Hippocrate de Chio a effectué la quadrature de sa lunule, déjà connue d'Aristote ; mais elle est plane et n'a de courbe que son périmètre. Les lunules sphériques (qu'on peut aussi appeler « voiles»), ne peuvent être projetées qu'à la perpendiculaire, et elles sont pourtant maintenant converties en figures rectilignes. Et la recherche d'Hippocrate n'était pas difficile ; la nôtre est beaucoup plus compliquée, surtout pour qui ignore les méthodes que nous utilisons.
[...] Pour nous le sujet nous a si bien réussi qu'à partir d'une surface sphérique donnée, nous pouvons en détacher des arches d'une grandeur donnée (en-dessous pourtant d'une certaine grandeur), ce qui est résoudre le problème posé d'une infinité de manières.
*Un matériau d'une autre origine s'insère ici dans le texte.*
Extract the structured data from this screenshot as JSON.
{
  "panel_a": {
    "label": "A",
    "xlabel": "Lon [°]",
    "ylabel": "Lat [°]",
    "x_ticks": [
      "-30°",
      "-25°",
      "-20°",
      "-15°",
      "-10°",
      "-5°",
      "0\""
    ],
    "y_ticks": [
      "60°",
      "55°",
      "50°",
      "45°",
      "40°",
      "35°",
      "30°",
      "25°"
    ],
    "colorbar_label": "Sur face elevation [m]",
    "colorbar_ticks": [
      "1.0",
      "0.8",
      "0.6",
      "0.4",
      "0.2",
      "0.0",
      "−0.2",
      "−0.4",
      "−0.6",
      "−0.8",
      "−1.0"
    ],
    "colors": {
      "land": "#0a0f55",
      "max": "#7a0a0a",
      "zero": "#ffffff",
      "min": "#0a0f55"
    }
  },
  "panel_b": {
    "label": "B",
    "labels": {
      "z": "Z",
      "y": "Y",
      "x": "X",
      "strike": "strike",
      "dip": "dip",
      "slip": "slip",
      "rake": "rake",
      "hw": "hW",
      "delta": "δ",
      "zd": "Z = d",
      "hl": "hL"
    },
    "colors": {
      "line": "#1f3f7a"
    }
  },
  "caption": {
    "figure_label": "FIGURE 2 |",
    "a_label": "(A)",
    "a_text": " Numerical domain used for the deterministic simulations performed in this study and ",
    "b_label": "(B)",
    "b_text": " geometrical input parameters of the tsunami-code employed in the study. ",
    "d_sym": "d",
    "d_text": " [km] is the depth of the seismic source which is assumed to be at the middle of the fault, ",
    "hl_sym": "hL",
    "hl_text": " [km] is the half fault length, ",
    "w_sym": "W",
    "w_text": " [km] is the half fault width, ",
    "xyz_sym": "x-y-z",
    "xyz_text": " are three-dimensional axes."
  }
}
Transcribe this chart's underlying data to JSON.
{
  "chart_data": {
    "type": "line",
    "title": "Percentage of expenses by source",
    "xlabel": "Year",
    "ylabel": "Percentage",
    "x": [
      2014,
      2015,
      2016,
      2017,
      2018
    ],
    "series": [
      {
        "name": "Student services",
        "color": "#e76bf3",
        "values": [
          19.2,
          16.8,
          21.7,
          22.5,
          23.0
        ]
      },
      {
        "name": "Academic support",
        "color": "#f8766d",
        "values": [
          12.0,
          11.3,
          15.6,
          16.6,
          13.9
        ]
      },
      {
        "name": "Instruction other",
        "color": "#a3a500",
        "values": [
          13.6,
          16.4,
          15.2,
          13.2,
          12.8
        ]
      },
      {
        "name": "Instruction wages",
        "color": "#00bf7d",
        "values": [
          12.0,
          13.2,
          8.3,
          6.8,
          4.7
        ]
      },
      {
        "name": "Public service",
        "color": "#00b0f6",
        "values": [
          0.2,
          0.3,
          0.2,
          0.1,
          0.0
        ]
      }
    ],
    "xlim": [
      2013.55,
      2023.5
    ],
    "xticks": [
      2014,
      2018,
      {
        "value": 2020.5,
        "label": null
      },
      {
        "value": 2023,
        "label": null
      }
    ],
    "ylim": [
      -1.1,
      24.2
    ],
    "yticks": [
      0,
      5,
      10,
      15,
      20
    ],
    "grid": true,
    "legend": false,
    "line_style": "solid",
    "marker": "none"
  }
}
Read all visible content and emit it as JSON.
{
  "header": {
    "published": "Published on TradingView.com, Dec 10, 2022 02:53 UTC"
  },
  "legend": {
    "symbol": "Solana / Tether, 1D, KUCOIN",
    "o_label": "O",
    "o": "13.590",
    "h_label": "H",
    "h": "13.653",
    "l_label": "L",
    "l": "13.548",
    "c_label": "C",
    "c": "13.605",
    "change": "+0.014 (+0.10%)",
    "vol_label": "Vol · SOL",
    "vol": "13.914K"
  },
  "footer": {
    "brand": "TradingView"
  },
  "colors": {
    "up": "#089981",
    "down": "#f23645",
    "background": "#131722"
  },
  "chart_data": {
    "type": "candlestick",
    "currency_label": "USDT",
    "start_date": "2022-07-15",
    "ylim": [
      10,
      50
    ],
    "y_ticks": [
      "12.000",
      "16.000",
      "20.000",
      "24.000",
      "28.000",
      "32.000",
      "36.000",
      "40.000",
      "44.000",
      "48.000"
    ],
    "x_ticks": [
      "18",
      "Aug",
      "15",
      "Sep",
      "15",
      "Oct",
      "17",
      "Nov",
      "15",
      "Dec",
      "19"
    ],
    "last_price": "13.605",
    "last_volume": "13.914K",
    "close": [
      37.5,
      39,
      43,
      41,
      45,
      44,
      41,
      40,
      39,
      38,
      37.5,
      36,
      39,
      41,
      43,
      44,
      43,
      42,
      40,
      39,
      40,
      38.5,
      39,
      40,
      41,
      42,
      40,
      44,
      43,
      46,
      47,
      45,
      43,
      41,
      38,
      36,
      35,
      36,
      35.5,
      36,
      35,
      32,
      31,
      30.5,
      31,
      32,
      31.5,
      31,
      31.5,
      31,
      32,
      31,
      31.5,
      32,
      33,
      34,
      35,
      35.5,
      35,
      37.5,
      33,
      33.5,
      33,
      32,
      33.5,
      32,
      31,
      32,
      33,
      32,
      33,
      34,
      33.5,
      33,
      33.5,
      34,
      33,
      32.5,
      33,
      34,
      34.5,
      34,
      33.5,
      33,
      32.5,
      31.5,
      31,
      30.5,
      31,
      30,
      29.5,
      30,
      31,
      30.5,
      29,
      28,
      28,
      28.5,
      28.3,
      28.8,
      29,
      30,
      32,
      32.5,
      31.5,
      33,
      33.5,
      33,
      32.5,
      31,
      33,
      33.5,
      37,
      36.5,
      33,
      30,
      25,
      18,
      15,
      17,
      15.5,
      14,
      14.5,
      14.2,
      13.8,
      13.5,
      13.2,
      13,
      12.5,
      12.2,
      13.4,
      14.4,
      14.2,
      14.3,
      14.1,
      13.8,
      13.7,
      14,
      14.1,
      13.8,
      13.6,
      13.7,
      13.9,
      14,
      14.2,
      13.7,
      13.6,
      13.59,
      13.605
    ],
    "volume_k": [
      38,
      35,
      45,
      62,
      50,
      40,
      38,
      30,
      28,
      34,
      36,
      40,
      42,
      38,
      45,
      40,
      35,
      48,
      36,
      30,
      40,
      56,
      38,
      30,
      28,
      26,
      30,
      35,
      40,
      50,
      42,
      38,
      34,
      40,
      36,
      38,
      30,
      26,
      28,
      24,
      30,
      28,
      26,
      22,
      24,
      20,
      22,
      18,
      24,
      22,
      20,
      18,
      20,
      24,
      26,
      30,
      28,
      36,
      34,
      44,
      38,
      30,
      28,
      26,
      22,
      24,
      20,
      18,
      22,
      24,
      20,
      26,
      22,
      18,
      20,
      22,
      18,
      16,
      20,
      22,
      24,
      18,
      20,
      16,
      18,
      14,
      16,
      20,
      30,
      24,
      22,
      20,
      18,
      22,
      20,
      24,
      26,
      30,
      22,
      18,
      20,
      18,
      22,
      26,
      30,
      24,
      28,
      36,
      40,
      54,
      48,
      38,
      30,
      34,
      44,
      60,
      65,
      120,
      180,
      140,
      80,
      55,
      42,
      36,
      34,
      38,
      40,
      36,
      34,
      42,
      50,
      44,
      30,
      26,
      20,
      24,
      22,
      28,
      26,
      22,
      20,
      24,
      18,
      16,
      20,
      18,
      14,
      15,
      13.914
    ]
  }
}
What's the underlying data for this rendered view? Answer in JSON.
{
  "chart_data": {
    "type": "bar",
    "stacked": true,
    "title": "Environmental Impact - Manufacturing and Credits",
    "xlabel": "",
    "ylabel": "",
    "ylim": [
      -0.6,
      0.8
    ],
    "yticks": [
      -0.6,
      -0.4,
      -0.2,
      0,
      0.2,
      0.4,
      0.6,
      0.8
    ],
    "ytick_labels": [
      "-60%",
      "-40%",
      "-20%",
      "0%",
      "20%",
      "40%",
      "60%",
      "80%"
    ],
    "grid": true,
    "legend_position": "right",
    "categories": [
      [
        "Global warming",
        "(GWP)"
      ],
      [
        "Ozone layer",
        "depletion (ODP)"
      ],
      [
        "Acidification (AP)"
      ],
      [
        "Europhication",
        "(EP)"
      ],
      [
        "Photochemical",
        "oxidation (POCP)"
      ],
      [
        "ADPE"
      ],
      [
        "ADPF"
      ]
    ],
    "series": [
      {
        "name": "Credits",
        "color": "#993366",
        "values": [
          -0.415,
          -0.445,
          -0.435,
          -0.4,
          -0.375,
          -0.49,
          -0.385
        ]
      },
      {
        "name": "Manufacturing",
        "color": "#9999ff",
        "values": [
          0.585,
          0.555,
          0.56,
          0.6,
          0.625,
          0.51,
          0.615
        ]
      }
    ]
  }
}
[...] Je souhaite - et ce souhait si d'autres y travaillent n'est pas irréalisable - voir la Géométrie réduite à l'Analyse absolue (si nous visons au plus haut) de sorte que le genre humain, délivré de cette difficulté, puisse appliquer désormais, pour son plus grand plaisir et son plus grand profit, son étude à la nature même et aux éléments concrets et puisse ainsi y reconnaître l'Étude Divine.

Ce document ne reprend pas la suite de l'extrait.